The nation's governors have continued to lead the chorus of those who speak forcefully on the need for high national outcome standards defining what all students should know and do so that they can live, work, and compete successfully as adults. Working through the bipartisan National Education Goals Panel, they reaffirmed this position in November 1993, approving a statement of five general principles that should guide adoption of national standards.
First, national outcome standards should be voluntary. No federal effort should be inaugurated to require states and communities to use them.
Next, standards should address core academic areas. They should not deal with nonacademic concerns such as students' values, beliefs, attitudes, and behaviors.
Third, national standards must be world class. While being uniquely American, the standards should be as rigorous as what other countries expect of their students.
Fourth, policymakers should use a broad-based, participatory, consensus-building process to develop outcome standards. This "bottom-up" process should include educators, parents, and community leaders.
Finally, standards must be useful and adaptable. States and communities must be able to design their own curriculum plans using the broad outlines suggested by the standards. And the number of standards should be limited to the most important knowledge, skills, and understandings we expect students to learn.

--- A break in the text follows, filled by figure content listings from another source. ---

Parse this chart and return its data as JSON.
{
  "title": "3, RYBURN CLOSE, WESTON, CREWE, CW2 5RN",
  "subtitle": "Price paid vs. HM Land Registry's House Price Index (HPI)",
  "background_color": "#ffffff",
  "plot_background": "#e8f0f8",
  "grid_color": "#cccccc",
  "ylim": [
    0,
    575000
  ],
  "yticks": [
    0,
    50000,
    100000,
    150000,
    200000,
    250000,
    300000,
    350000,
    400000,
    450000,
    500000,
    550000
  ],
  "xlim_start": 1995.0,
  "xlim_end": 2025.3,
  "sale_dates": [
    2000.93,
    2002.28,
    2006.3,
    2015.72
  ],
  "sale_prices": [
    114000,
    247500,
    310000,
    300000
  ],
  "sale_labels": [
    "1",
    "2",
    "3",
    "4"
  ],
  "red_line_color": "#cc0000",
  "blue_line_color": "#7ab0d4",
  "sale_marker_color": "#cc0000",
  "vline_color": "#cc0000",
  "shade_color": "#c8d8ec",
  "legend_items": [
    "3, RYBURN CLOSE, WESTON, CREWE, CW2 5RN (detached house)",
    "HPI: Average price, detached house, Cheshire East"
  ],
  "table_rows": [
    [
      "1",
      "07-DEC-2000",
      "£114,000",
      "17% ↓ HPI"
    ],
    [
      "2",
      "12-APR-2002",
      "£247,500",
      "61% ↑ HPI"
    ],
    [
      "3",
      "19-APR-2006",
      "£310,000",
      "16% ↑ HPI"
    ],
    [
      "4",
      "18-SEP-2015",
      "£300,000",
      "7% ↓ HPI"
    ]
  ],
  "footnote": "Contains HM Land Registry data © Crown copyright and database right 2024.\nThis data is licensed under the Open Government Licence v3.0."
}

These standards clarify expectations about what we want all our children to learn. They are of two kinds. Content standards define what students should know and be able to do. Performance standards define what level of learning is good enough. Several national efforts now underway are doing useful work in developing these standards. But states and communities are where the action should be in defining these standards. It is at those levels that disputes are likely to be encountered and need to be resolved.
None of this should involve standardization or a national curriculum. There must not be any federal demand to read certain books, teach specific courses in a fixed order, or meet precise federal graduation requirements. These and other issues should be decided by states, communities and private citizens.
Also, good tests are needed to determine whether and how well students are learning what is taught. These exams, however, would not be more of the same standardized tests we have now, where many of our children live in a Lake Wobegon world where most are above average. These would be tests that teachers teach to and that have consequences for graduation, employment, and higher education. For those who work in the schools, compensation and advancement would be based on these results.
These tests examining the academic learning of students also need to permit individual student results to be compared across schoolrooms, schools, districts, the states, the nation, and internationally. And although tests are an important indicator of success, they are not the only ones. Other types of timely, reliable, and comparable information such as college entrance rates and placement in the workforce must be collected and made understandable to the public.
We should begin using the best testing tools we have rather than wait for the perfect tests. To assure fairness, such a system should be implemented in phases and be independent of those who govern, manage, and teach in the schools.
Almost every modern society the U.S. trades or competes with has woven these elements into its education system. We owe at least as much to our young people, especially those we label "at risk and disadvantaged." For them in particular, expectations in school are almost always low and the curriculum watered down. Demanding less of these children does not provide equity. It is served by demanding much of all and helping everyone meet these standards.
In summary, standards and tests comprise one element of a sensible two-fold education policy strategy we should pursue as a nation.